Vocabulary Management
All tokenizer variants share a common vocabulary structure that maps between token IDs and their string representations. The vocabulary includes regular tokens, special tokens (BOS, EOS, PAD, UNK), and potentially added tokens that were not part of the original training vocabulary. Special tokens have designated roles in the model's input format and must be handled separately from regular tokenization.
Encode and Decode
The tokenizer interface provides bidirectional conversion: Encode converts a text string to a sequence of token IDs, and Decode converts token IDs back to text.

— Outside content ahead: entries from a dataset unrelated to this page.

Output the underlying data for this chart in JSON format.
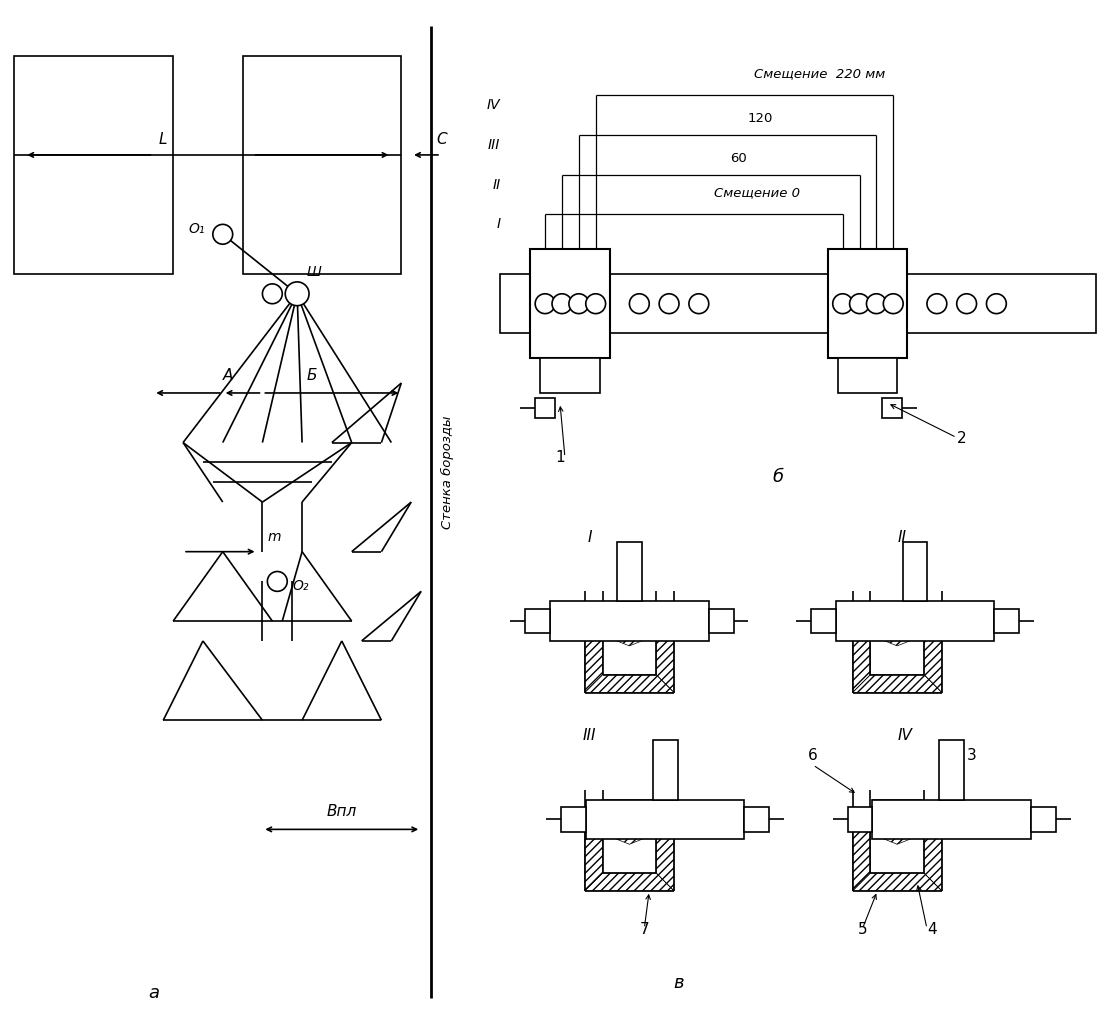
{
  "bg_color": "#ffffff",
  "fig_width": 11.13,
  "fig_height": 10.22,
  "label_a": "a",
  "label_b": "б",
  "label_v": "в",
  "text_stenka": "Стенка борозды",
  "text_smesh_220": "Смещение  220 мм",
  "text_120": "120",
  "text_60": "60",
  "text_smesh_0": "Смещение 0",
  "text_L": "L",
  "text_C": "C",
  "text_O1": "O₁",
  "text_Sh": "Ш",
  "text_B": "Б",
  "text_A": "A",
  "text_m": "m",
  "text_O2": "O₂",
  "text_Vpl": "Bпл",
  "text_1": "1",
  "text_2": "2",
  "text_3": "3",
  "text_4": "4",
  "text_5": "5",
  "text_6": "6",
  "text_7": "7",
  "roman_I": "I",
  "roman_II": "II",
  "roman_III": "III",
  "roman_IV": "IV"
}
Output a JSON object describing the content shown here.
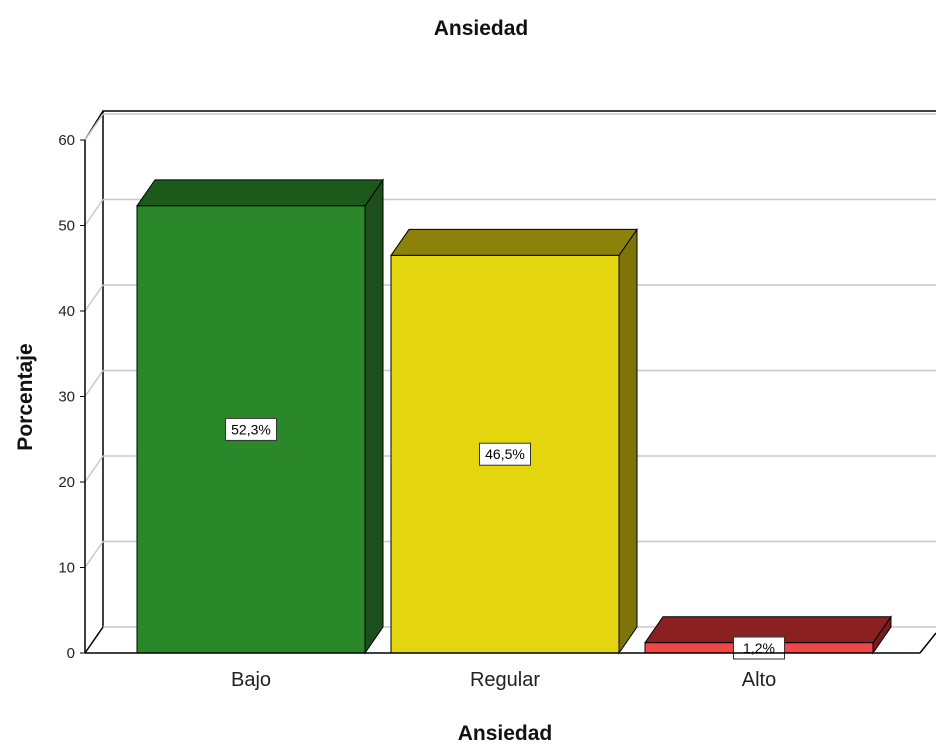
{
  "chart_data": {
    "type": "bar",
    "title": "Ansiedad",
    "xlabel": "Ansiedad",
    "ylabel": "Porcentaje",
    "categories": [
      "Bajo",
      "Regular",
      "Alto"
    ],
    "values": [
      52.3,
      46.5,
      1.2
    ],
    "data_labels": [
      "52,3%",
      "46,5%",
      "1,2%"
    ],
    "ylim": [
      0,
      60
    ],
    "yticks": [
      "0",
      "10",
      "20",
      "30",
      "40",
      "50",
      "60"
    ],
    "grid": true,
    "style": "3d",
    "colors": [
      {
        "front": "#2a882a",
        "top": "#1c5a1c",
        "side": "#1d4f1d"
      },
      {
        "front": "#e3d60f",
        "top": "#8c820a",
        "side": "#7e7408"
      },
      {
        "front": "#f04848",
        "top": "#8a2020",
        "side": "#7a1c1c"
      }
    ]
  }
}
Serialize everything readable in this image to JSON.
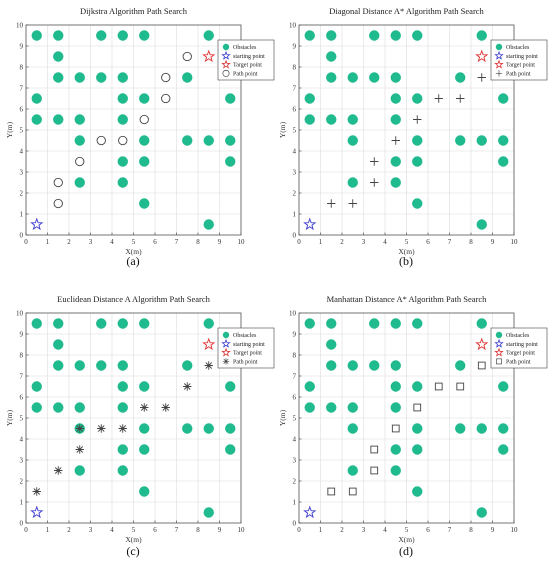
{
  "colors": {
    "obstacle": "#1fba8d",
    "start": "#3a3ad0",
    "target": "#e03030",
    "path": "#444444",
    "grid": "#dddddd",
    "axis": "#555555"
  },
  "chart_data": [
    {
      "type": "scatter",
      "panel_label": "(a)",
      "title": "Dijkstra Algorithm Path Search",
      "xlabel": "X(m)",
      "ylabel": "Y(m)",
      "xlim": [
        0,
        10
      ],
      "ylim": [
        0,
        10
      ],
      "xticks": [
        0,
        1,
        2,
        3,
        4,
        5,
        6,
        7,
        8,
        9,
        10
      ],
      "yticks": [
        0,
        1,
        2,
        3,
        4,
        5,
        6,
        7,
        8,
        9,
        10
      ],
      "grid": true,
      "legend": [
        {
          "label": "Obstacles",
          "marker": "filled-circle"
        },
        {
          "label": "starting point",
          "marker": "star-blue"
        },
        {
          "label": "Target point",
          "marker": "star-red"
        },
        {
          "label": "Path point",
          "marker": "open-circle"
        }
      ],
      "obstacles": [
        [
          0.5,
          9.5
        ],
        [
          1.5,
          9.5
        ],
        [
          3.5,
          9.5
        ],
        [
          4.5,
          9.5
        ],
        [
          5.5,
          9.5
        ],
        [
          8.5,
          9.5
        ],
        [
          1.5,
          8.5
        ],
        [
          1.5,
          7.5
        ],
        [
          2.5,
          7.5
        ],
        [
          3.5,
          7.5
        ],
        [
          4.5,
          7.5
        ],
        [
          7.5,
          7.5
        ],
        [
          0.5,
          6.5
        ],
        [
          4.5,
          6.5
        ],
        [
          5.5,
          6.5
        ],
        [
          9.5,
          6.5
        ],
        [
          0.5,
          5.5
        ],
        [
          1.5,
          5.5
        ],
        [
          2.5,
          5.5
        ],
        [
          4.5,
          5.5
        ],
        [
          2.5,
          4.5
        ],
        [
          5.5,
          4.5
        ],
        [
          7.5,
          4.5
        ],
        [
          8.5,
          4.5
        ],
        [
          9.5,
          4.5
        ],
        [
          4.5,
          3.5
        ],
        [
          5.5,
          3.5
        ],
        [
          9.5,
          3.5
        ],
        [
          2.5,
          2.5
        ],
        [
          4.5,
          2.5
        ],
        [
          5.5,
          1.5
        ],
        [
          8.5,
          0.5
        ]
      ],
      "start": [
        0.5,
        0.5
      ],
      "target": [
        8.5,
        8.5
      ],
      "path_marker": "open-circle",
      "path": [
        [
          1.5,
          1.5
        ],
        [
          1.5,
          2.5
        ],
        [
          2.5,
          3.5
        ],
        [
          3.5,
          4.5
        ],
        [
          4.5,
          4.5
        ],
        [
          5.5,
          5.5
        ],
        [
          6.5,
          6.5
        ],
        [
          6.5,
          7.5
        ],
        [
          7.5,
          8.5
        ]
      ]
    },
    {
      "type": "scatter",
      "panel_label": "(b)",
      "title": "Diagonal Distance A* Algorithm Path Search",
      "xlabel": "X(m)",
      "ylabel": "Y(m)",
      "xlim": [
        0,
        10
      ],
      "ylim": [
        0,
        10
      ],
      "xticks": [
        0,
        1,
        2,
        3,
        4,
        5,
        6,
        7,
        8,
        9,
        10
      ],
      "yticks": [
        0,
        1,
        2,
        3,
        4,
        5,
        6,
        7,
        8,
        9,
        10
      ],
      "grid": true,
      "legend": [
        {
          "label": "Obstacles",
          "marker": "filled-circle"
        },
        {
          "label": "starting point",
          "marker": "star-blue"
        },
        {
          "label": "Target point",
          "marker": "star-red"
        },
        {
          "label": "Path point",
          "marker": "plus"
        }
      ],
      "obstacles": [
        [
          0.5,
          9.5
        ],
        [
          1.5,
          9.5
        ],
        [
          3.5,
          9.5
        ],
        [
          4.5,
          9.5
        ],
        [
          5.5,
          9.5
        ],
        [
          8.5,
          9.5
        ],
        [
          1.5,
          8.5
        ],
        [
          1.5,
          7.5
        ],
        [
          2.5,
          7.5
        ],
        [
          3.5,
          7.5
        ],
        [
          4.5,
          7.5
        ],
        [
          7.5,
          7.5
        ],
        [
          0.5,
          6.5
        ],
        [
          4.5,
          6.5
        ],
        [
          5.5,
          6.5
        ],
        [
          9.5,
          6.5
        ],
        [
          0.5,
          5.5
        ],
        [
          1.5,
          5.5
        ],
        [
          2.5,
          5.5
        ],
        [
          4.5,
          5.5
        ],
        [
          2.5,
          4.5
        ],
        [
          5.5,
          4.5
        ],
        [
          7.5,
          4.5
        ],
        [
          8.5,
          4.5
        ],
        [
          9.5,
          4.5
        ],
        [
          4.5,
          3.5
        ],
        [
          5.5,
          3.5
        ],
        [
          9.5,
          3.5
        ],
        [
          2.5,
          2.5
        ],
        [
          4.5,
          2.5
        ],
        [
          5.5,
          1.5
        ],
        [
          8.5,
          0.5
        ]
      ],
      "start": [
        0.5,
        0.5
      ],
      "target": [
        8.5,
        8.5
      ],
      "path_marker": "plus",
      "path": [
        [
          1.5,
          1.5
        ],
        [
          2.5,
          1.5
        ],
        [
          3.5,
          2.5
        ],
        [
          3.5,
          3.5
        ],
        [
          4.5,
          4.5
        ],
        [
          5.5,
          5.5
        ],
        [
          6.5,
          6.5
        ],
        [
          7.5,
          6.5
        ],
        [
          8.5,
          7.5
        ]
      ]
    },
    {
      "type": "scatter",
      "panel_label": "(c)",
      "title": "Euclidean Distance A Algorithm Path Search",
      "xlabel": "X(m)",
      "ylabel": "Y(m)",
      "xlim": [
        0,
        10
      ],
      "ylim": [
        0,
        10
      ],
      "xticks": [
        0,
        1,
        2,
        3,
        4,
        5,
        6,
        7,
        8,
        9,
        10
      ],
      "yticks": [
        0,
        1,
        2,
        3,
        4,
        5,
        6,
        7,
        8,
        9,
        10
      ],
      "grid": true,
      "legend": [
        {
          "label": "Obstacles",
          "marker": "filled-circle"
        },
        {
          "label": "starting point",
          "marker": "star-blue"
        },
        {
          "label": "Target point",
          "marker": "star-red"
        },
        {
          "label": "Path point",
          "marker": "asterisk"
        }
      ],
      "obstacles": [
        [
          0.5,
          9.5
        ],
        [
          1.5,
          9.5
        ],
        [
          3.5,
          9.5
        ],
        [
          4.5,
          9.5
        ],
        [
          5.5,
          9.5
        ],
        [
          8.5,
          9.5
        ],
        [
          1.5,
          8.5
        ],
        [
          1.5,
          7.5
        ],
        [
          2.5,
          7.5
        ],
        [
          3.5,
          7.5
        ],
        [
          4.5,
          7.5
        ],
        [
          7.5,
          7.5
        ],
        [
          0.5,
          6.5
        ],
        [
          4.5,
          6.5
        ],
        [
          5.5,
          6.5
        ],
        [
          9.5,
          6.5
        ],
        [
          0.5,
          5.5
        ],
        [
          1.5,
          5.5
        ],
        [
          2.5,
          5.5
        ],
        [
          4.5,
          5.5
        ],
        [
          2.5,
          4.5
        ],
        [
          5.5,
          4.5
        ],
        [
          7.5,
          4.5
        ],
        [
          8.5,
          4.5
        ],
        [
          9.5,
          4.5
        ],
        [
          4.5,
          3.5
        ],
        [
          5.5,
          3.5
        ],
        [
          9.5,
          3.5
        ],
        [
          2.5,
          2.5
        ],
        [
          4.5,
          2.5
        ],
        [
          5.5,
          1.5
        ],
        [
          8.5,
          0.5
        ]
      ],
      "start": [
        0.5,
        0.5
      ],
      "target": [
        8.5,
        8.5
      ],
      "path_marker": "asterisk",
      "path": [
        [
          0.5,
          1.5
        ],
        [
          1.5,
          2.5
        ],
        [
          2.5,
          3.5
        ],
        [
          2.5,
          4.5
        ],
        [
          3.5,
          4.5
        ],
        [
          4.5,
          4.5
        ],
        [
          5.5,
          5.5
        ],
        [
          6.5,
          5.5
        ],
        [
          7.5,
          6.5
        ],
        [
          8.5,
          7.5
        ]
      ]
    },
    {
      "type": "scatter",
      "panel_label": "(d)",
      "title": "Manhattan Distance A* Algorithm Path Search",
      "xlabel": "X(m)",
      "ylabel": "Y(m)",
      "xlim": [
        0,
        10
      ],
      "ylim": [
        0,
        10
      ],
      "xticks": [
        0,
        1,
        2,
        3,
        4,
        5,
        6,
        7,
        8,
        9,
        10
      ],
      "yticks": [
        0,
        1,
        2,
        3,
        4,
        5,
        6,
        7,
        8,
        9,
        10
      ],
      "grid": true,
      "legend": [
        {
          "label": "Obstacles",
          "marker": "filled-circle"
        },
        {
          "label": "starting point",
          "marker": "star-blue"
        },
        {
          "label": "Target point",
          "marker": "star-red"
        },
        {
          "label": "Path point",
          "marker": "open-square"
        }
      ],
      "obstacles": [
        [
          0.5,
          9.5
        ],
        [
          1.5,
          9.5
        ],
        [
          3.5,
          9.5
        ],
        [
          4.5,
          9.5
        ],
        [
          5.5,
          9.5
        ],
        [
          8.5,
          9.5
        ],
        [
          1.5,
          8.5
        ],
        [
          1.5,
          7.5
        ],
        [
          2.5,
          7.5
        ],
        [
          3.5,
          7.5
        ],
        [
          4.5,
          7.5
        ],
        [
          7.5,
          7.5
        ],
        [
          0.5,
          6.5
        ],
        [
          4.5,
          6.5
        ],
        [
          5.5,
          6.5
        ],
        [
          9.5,
          6.5
        ],
        [
          0.5,
          5.5
        ],
        [
          1.5,
          5.5
        ],
        [
          2.5,
          5.5
        ],
        [
          4.5,
          5.5
        ],
        [
          2.5,
          4.5
        ],
        [
          5.5,
          4.5
        ],
        [
          7.5,
          4.5
        ],
        [
          8.5,
          4.5
        ],
        [
          9.5,
          4.5
        ],
        [
          4.5,
          3.5
        ],
        [
          5.5,
          3.5
        ],
        [
          9.5,
          3.5
        ],
        [
          2.5,
          2.5
        ],
        [
          4.5,
          2.5
        ],
        [
          5.5,
          1.5
        ],
        [
          8.5,
          0.5
        ]
      ],
      "start": [
        0.5,
        0.5
      ],
      "target": [
        8.5,
        8.5
      ],
      "path_marker": "open-square",
      "path": [
        [
          1.5,
          1.5
        ],
        [
          2.5,
          1.5
        ],
        [
          3.5,
          2.5
        ],
        [
          3.5,
          3.5
        ],
        [
          4.5,
          4.5
        ],
        [
          5.5,
          5.5
        ],
        [
          6.5,
          6.5
        ],
        [
          7.5,
          6.5
        ],
        [
          8.5,
          7.5
        ]
      ]
    }
  ]
}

Encoding must handle special tokens, whitespace normalization, and byte-level fallback. Decoding must correctly reassemble text from subword pieces, handling continuation markers and byte tokens appropriately.
Implementation Notes
The tokenizer implementations reside in tokenizer/: BPE in tokenizer/bytepairencoding.go, SentencePiece in tokenizer/sentencepiece.go, WordPiece in tokenizer/wordpiece.go, and the shared vocabulary structure in tokenizer/vocabulary.go. A common Tokenizer interface in tokenizer/tokenizer.go unifies all implementations. During model conversion, tokenizer data is extracted from source models (in convert/tokenizer.go) and embedded in the GGUF metadata.